Just as in the case of our medical student, how long it takes to hang out one's shingle depends on the quantity and quality of the time invested in actualizing the plan. This matter is entirely in the human province and is a product of man's free will.

But just as each soul is confined to a legitimate expression of the Divine idea by the pressures provided by the 98 curses, each soul necessarily must have a positive program that drives it forward within these allowable limits.

The Exodus and its aftermath, the award of the land of Israel, is a necessary portion of every Jewish individual's positive program. These events lay down the path of knowledge through which the individual Jew is able to make contact with the point of reishit, the world of God's ideas. Only someone with positive contact to this point can accurately express the Divine ideas that lie adjacent in the sefirah of chochmah, the ideas from which all reality flows.

In the world of God's ideas, where everything exists simultaneously before it is introduced into historic time, these ideas are there for the sake of all Jews equally. The fact that they entered the history of the physical world at one particular historical era does not affect the sefirah of chochmah where all reality is originally formed. In the sefirah of chochmah, these ideas are there to provide the reishis point for every individual Jewish soul.

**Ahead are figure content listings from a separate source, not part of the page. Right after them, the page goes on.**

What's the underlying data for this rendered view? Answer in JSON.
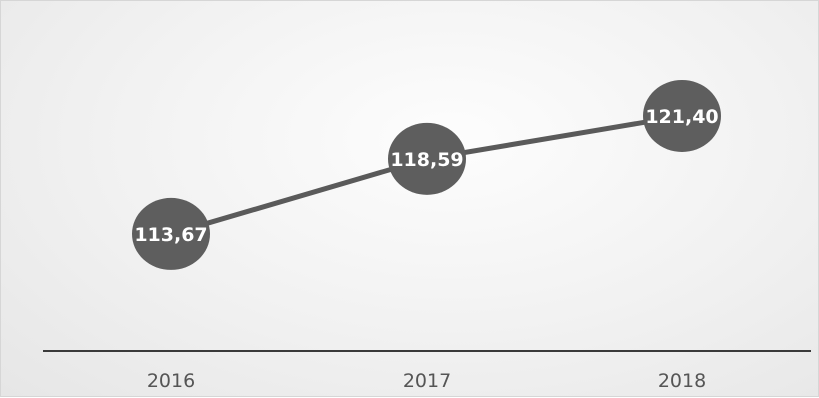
{
  "chart_data": {
    "type": "line",
    "title": "",
    "xlabel": "",
    "ylabel": "",
    "categories": [
      "2016",
      "2017",
      "2018"
    ],
    "series": [
      {
        "values": [
          113.67,
          118.59,
          121.4
        ],
        "labels": [
          "113,67",
          "118,59",
          "121,40"
        ]
      }
    ],
    "ylim": [
      106,
      125
    ],
    "grid": false,
    "legend": "none",
    "colors": {
      "line": "#5a5a5a",
      "marker": "#5e5e5e",
      "axis": "#3a3a3a",
      "tick_text": "#555555",
      "label_text": "#ffffff"
    }
  }
}
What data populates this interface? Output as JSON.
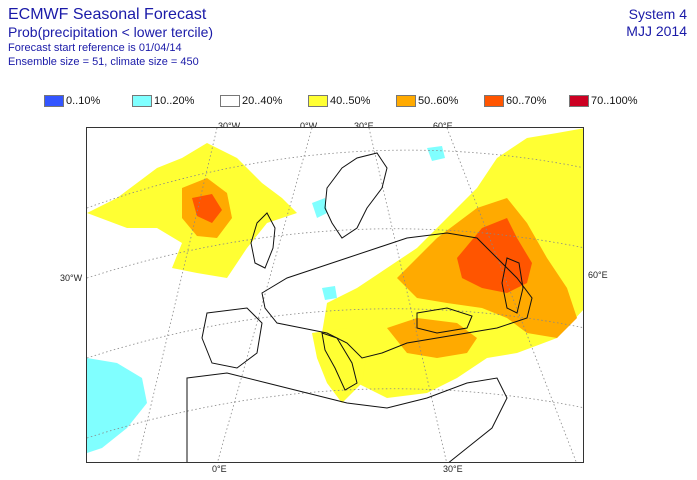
{
  "header": {
    "title": "ECMWF Seasonal Forecast",
    "subtitle": "Prob(precipitation < lower tercile)",
    "start_reference": "Forecast start reference is 01/04/14",
    "ensemble_info": "Ensemble size = 51, climate size = 450",
    "system": "System 4",
    "season": "MJJ 2014"
  },
  "legend": [
    {
      "label": "0..10%",
      "color": "#3355ff"
    },
    {
      "label": "10..20%",
      "color": "#80ffff"
    },
    {
      "label": "20..40%",
      "color": "#ffffff"
    },
    {
      "label": "40..50%",
      "color": "#ffff33"
    },
    {
      "label": "50..60%",
      "color": "#ffaa00"
    },
    {
      "label": "60..70%",
      "color": "#ff5500"
    },
    {
      "label": "70..100%",
      "color": "#cc0022"
    }
  ],
  "coordinates": {
    "top": [
      "30°W",
      "0°W",
      "30°E",
      "60°E"
    ],
    "left": "30°W",
    "right": "60°E",
    "bottom": [
      "0°E",
      "30°E"
    ]
  }
}
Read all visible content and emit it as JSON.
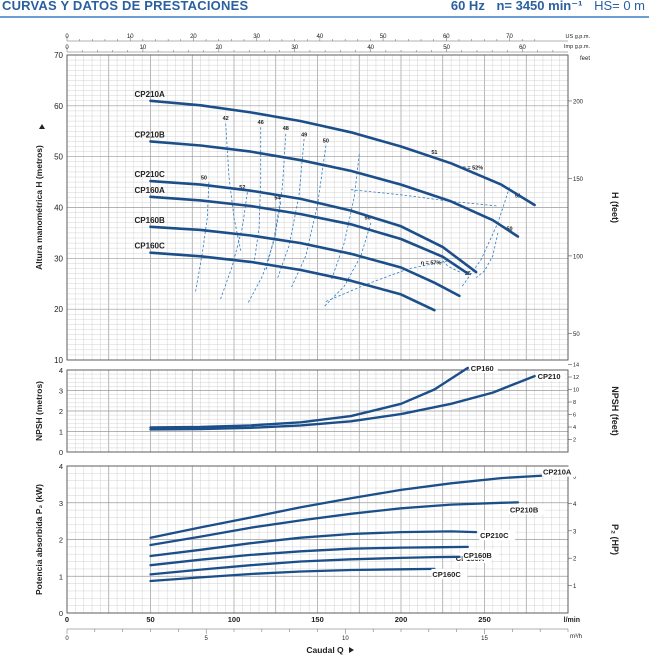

Internalizing the message of Parshat Ki Tavo teaches a double lesson. As long as we are on a legitimate path of expression of our spiritual potential, the entire immensity of the revelations of the Exodus and its aftermath is ours to draw upon. But when we veer past the limits of legitimate expression we hit the brick wall of the curses. These are the outer limits of every Jew's fate. We all live in the space between the blessings of Bikurim and the 98 curses.